Die qualitative und ökonomische Zweckmäßigkeit von gemeinsamen Audits wurde schon vor längerer Zeit erkannt. Daher entwickelte 1998 ein Arbeitskreis von Kontrollleitern angesehener Pharmafirmen erste Ansätze für eine Auditierung von Hilfsstofflieferanten nach dem Grundsatz "zwei für alle". Im Jahre 2000 konkretisierten sich die Vorstellungen in einem Projekt unter dem Dach des vfa, das "Joint-Audit-Verfahren für Hilfsstoffe im vfa" (JAVfH im vfa). Gründungsdatum ist der 15. November 2000. Die Gründungsteilnehmer waren Mitgliedsfirmen des vfa bzw. des Arbeitskreises Süd der Kontrolleiter. Nach Unterzeichnung einer Vereinbarung, die die Grundregeln definierte, und der Einrichtung einer Administration wurden 2001 die ersten gemeinsamen Audits auf wechselseitiger kollegialer Basis durchgeführt und dokumentiert. Von Anfang an galt, dass die Verantwortung für die Qualitätssicherung durch Audits bei den jeweiligen Firmen verbleiben, dass keine aufgeblähte Verwaltungsinstitution geschaffen und soviel Eigenständigkeit wie möglich erhalten und nur soviel Standardisierung wie unbedingt nötig eingeführt werden sollten.

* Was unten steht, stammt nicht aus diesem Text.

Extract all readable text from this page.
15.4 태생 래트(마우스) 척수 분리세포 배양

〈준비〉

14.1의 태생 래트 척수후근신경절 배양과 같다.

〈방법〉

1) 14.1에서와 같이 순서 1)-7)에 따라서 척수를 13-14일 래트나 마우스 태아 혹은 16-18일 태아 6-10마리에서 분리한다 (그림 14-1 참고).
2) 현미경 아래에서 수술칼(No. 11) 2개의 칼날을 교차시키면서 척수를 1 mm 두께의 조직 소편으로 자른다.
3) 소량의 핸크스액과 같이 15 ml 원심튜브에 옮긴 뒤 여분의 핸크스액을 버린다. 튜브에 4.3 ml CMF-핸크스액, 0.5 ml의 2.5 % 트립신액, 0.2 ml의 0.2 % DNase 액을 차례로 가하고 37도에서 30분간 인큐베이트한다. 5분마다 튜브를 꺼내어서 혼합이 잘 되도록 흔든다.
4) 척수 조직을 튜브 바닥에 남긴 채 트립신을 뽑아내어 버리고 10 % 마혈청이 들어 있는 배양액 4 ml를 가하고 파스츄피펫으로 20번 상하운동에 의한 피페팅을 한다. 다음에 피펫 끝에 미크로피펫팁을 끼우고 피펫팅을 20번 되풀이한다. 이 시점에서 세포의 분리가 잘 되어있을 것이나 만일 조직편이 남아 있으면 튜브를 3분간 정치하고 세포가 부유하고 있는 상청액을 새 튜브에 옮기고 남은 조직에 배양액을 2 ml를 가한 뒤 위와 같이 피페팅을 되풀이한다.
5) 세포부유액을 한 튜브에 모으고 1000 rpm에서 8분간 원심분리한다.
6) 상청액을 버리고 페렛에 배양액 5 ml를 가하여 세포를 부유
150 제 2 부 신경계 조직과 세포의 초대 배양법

Diesen Grundsätzen ist das Projekt bis heute treu geblieben und ihnen verdankt es seine Erweiterungen und seinen Erfolg.

Die Initiative wurde dann nach und nach auch auf einige wenige generische APIs, Packmittel und auf logistische Dienstleistungen angewandt. Insofern hat sich das Projekt inzwischen in Teilgebiete strukturiert und konsolidiert und wird heute unter der Verantwortung eines Lenkungsausschusses, dem Vertreter aller teilnehmenden Firmen angehören, betrieben.

Heute werden jährlich zwischen 40 und 50 gemeinsame Audits durchgeführt. Im Archiv befinden sich über 500 Dokumentationen. Für jede Mitwirkung an einem Joint-Audit rufen die Teilnehmer durchschnittlich fünf Auditdokumentationen ab.